As the comments state, morphisms do not act on elements; they are abstract arrows with abstract composition rules. If you don't require associativity, you could have scary one-object categories modelled on algebraic structures such as loops or even magmada (with identity), which makes things much harder to deal with, as dropping associativity makes arbitrary composition difficult (once again stated in the comments).

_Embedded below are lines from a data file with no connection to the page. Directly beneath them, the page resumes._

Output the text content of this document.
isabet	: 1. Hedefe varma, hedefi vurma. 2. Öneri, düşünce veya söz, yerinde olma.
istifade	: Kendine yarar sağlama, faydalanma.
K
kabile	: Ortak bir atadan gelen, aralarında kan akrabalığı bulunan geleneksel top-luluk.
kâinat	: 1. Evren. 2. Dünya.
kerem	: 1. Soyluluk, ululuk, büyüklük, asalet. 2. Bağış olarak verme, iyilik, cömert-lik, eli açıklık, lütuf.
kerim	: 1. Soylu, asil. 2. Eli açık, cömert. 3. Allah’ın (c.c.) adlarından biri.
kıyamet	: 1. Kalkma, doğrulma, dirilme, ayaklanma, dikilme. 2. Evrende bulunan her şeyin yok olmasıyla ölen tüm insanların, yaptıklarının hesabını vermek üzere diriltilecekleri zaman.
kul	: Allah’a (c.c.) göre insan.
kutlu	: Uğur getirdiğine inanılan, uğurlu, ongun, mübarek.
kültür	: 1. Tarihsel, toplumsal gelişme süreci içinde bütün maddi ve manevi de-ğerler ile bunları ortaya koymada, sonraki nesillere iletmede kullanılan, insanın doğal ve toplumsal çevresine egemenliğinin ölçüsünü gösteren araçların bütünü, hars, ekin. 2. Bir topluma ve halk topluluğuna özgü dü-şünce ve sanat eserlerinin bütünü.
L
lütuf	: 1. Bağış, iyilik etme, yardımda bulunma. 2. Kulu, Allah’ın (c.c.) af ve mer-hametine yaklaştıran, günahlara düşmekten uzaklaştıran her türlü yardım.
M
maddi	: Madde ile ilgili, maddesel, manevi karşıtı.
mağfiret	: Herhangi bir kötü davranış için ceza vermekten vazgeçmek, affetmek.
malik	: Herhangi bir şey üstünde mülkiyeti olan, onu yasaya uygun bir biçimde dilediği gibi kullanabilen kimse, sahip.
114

Consider the "category" which has four objects $x_1$, $x_2$, $x_3$, $x_4$, in which
$\hom(x_i,x_i)$ has exactly one element for each $i\in\{1,2,3,4\}$, the identity of $x_i$;
$\hom(x_i,x_j)$ is empty if $i>j$;
$\hom(x_1,x_2)=\{\alpha\}$, $\hom(x_2,x_3)=\{\beta\}$, $\hom(x_3,x_4)=\{\gamma\}$, $\hom(x_1,x_3)=\{\delta\}$, $\hom(x_2,x_4)=\{\eta\}$ and $\hom(x_1,x_4)=\{\xi,\zeta\}$;
composition is defined so that the identites act as identities, $\beta\circ\alpha=\delta$, $\gamma\circ\beta=\eta$, $\eta\circ\alpha=\xi$ and $\gamma\circ\delta=\zeta$.
You can easily check that composition in this "category" is not associative.